The mix of tradition and modernity exists within The Rescue and the cave it captures. But for the most part, modernity wins. Both the Thai Navy Seals and a group international divers try to build infrastructure to make the search and rescue mission more efficient. They set up a wi-fi hub in the third chamber, for example. Many critics who saw the film compared it to a thriller, but the way it delivers information makes it feel more like a regular documentary. And this time around, the pieces of information it delivers have an immediate effect of saving young lives.
The divers then, face a hurdle in rescuing these boys, and that hurdle comes in the form of the bureaucratic yet concerned government of Thailand. The former believe that 15 days is a long enough wait for the boys, who need immediate rescue. The latter insist to be fully ready, lessening the risks that come with a hasty mission. Each group has their own way of voicing their opinion, which the film respects. This is where, again, the film’s respectful ethos come into play, as it shows the nuances with either position. The optics here are important to portray both sides well and without any evidence of hubris.

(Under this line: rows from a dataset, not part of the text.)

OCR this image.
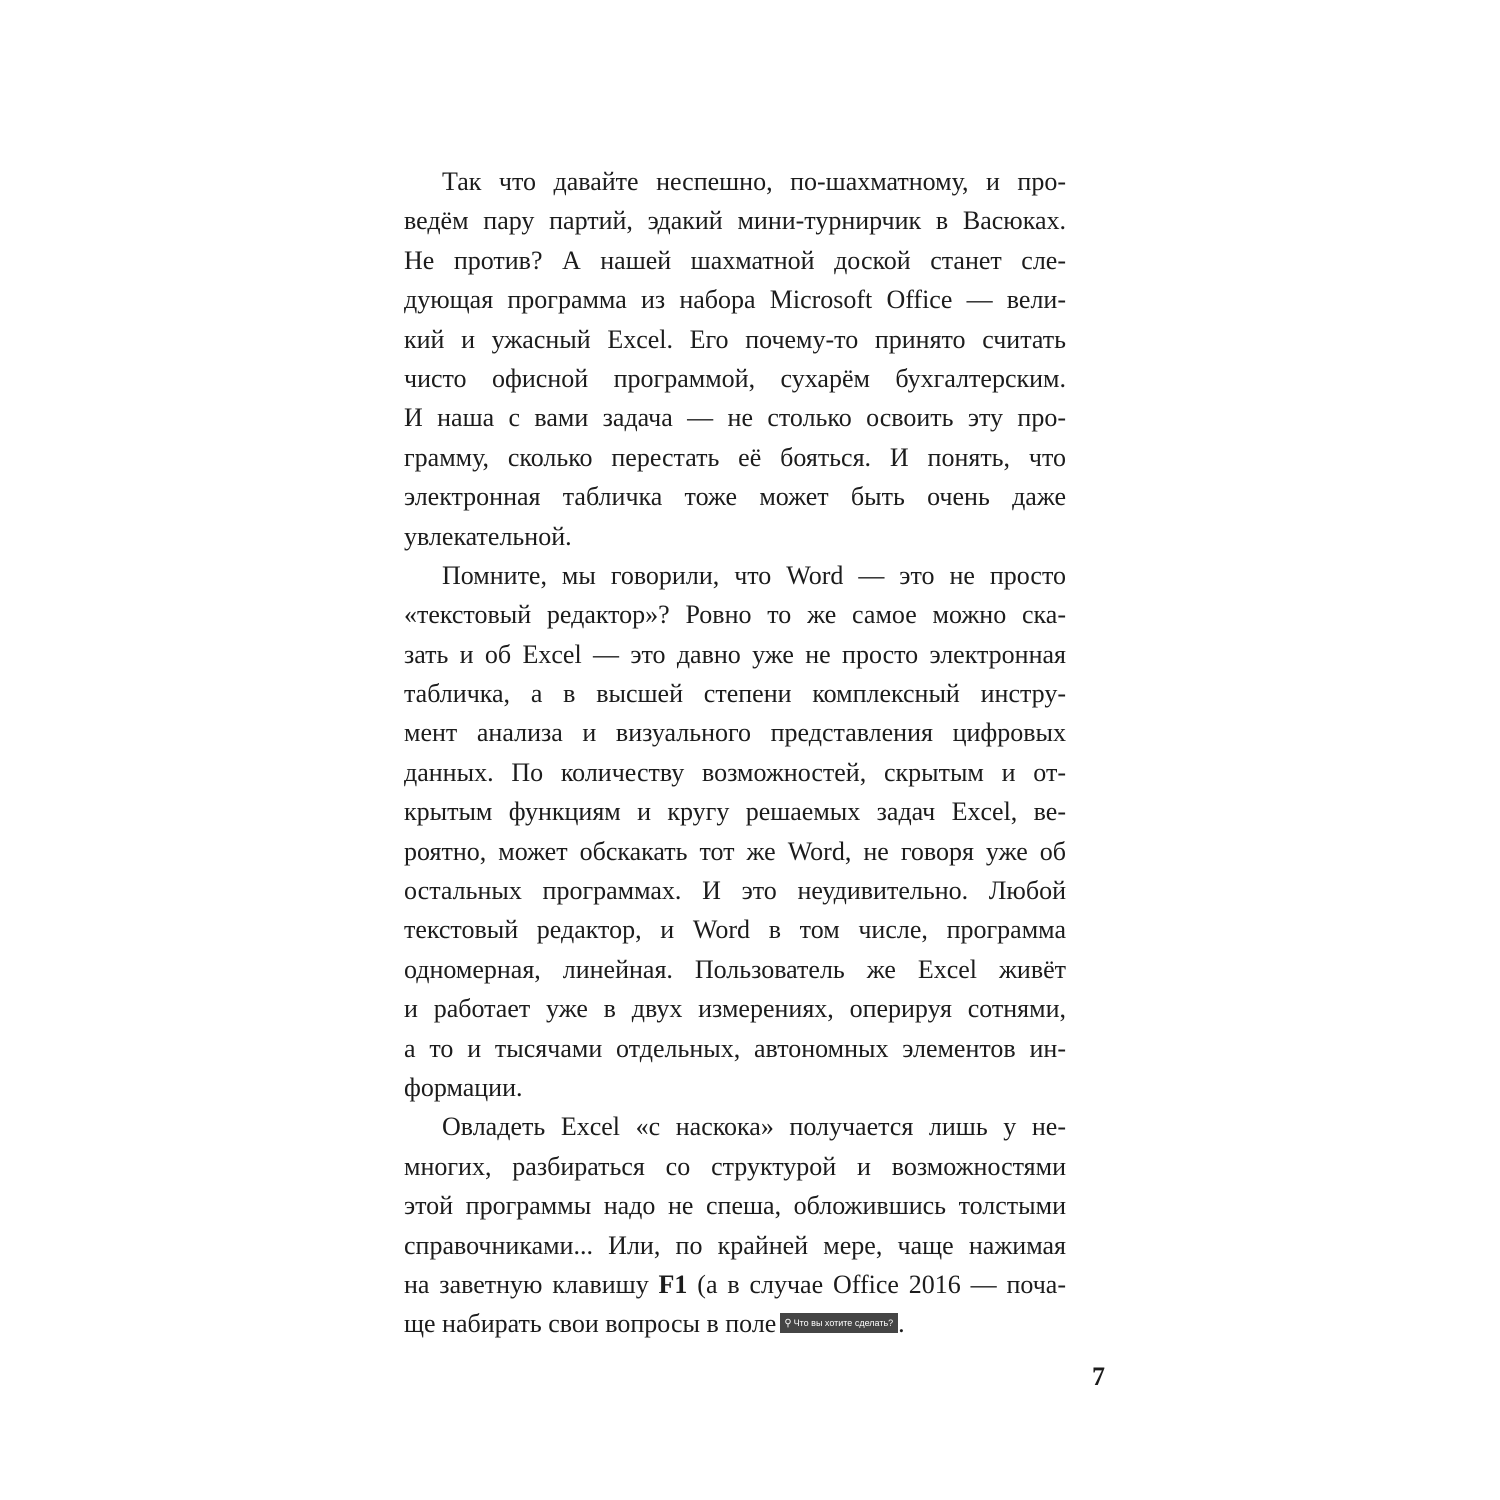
Так что давайте неспешно, по-шахматному, и про-
ведём пару партий, эдакий мини-турнирчик в Васюках.
Не против? А нашей шахматной доской станет сле-
дующая программа из набора Microsoft Office — вели-
кий и ужасный Excel. Его почему-то принято считать
чисто офисной программой, сухарём бухгалтерским.
И наша с вами задача — не столько освоить эту про-
грамму, сколько перестать её бояться. И понять, что
электронная табличка тоже может быть очень даже
увлекательной.
Помните, мы говорили, что Word — это не просто
«текстовый редактор»? Ровно то же самое можно ска-
зать и об Excel — это давно уже не просто электронная
табличка, а в высшей степени комплексный инстру-
мент анализа и визуального представления цифровых
данных. По количеству возможностей, скрытым и от-
крытым функциям и кругу решаемых задач Excel, ве-
роятно, может обскакать тот же Word, не говоря уже об
остальных программах. И это неудивительно. Любой
текстовый редактор, и Word в том числе, программа
одномерная, линейная. Пользователь же Excel живёт
и работает уже в двух измерениях, оперируя сотнями,
а то и тысячами отдельных, автономных элементов ин-
формации.
Овладеть Excel «с наскока» получается лишь у не-
многих, разбираться со структурой и возможностями
этой программы надо не спеша, обложившись толстыми
справочниками... Или, по крайней мере, чаще нажимая
на заветную клавишу F1 (а в случае Office 2016 — поча-
ще набирать свои вопросы в поле ⚲ Что вы хотите сделать? .
7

Instead of projecting, I’ll admit that I forget many events that make the news like the one that The Rescue captures, and the film does a good job of transporting its viewers into that recent historical moment. It shows contemporaneous footage of ambulances driving the children from the cave to a nearby hospital. It also has clips of news shows worldwide covering the event. Most of Chai Vasarhelyi and Chin’s documentaries are about one or a few subjects, inadvertently turning them into these ‘great’ conquering heroes. This film broadens its scope to many countries and subjects, making the latter seem humble in comparison to nature’s whims.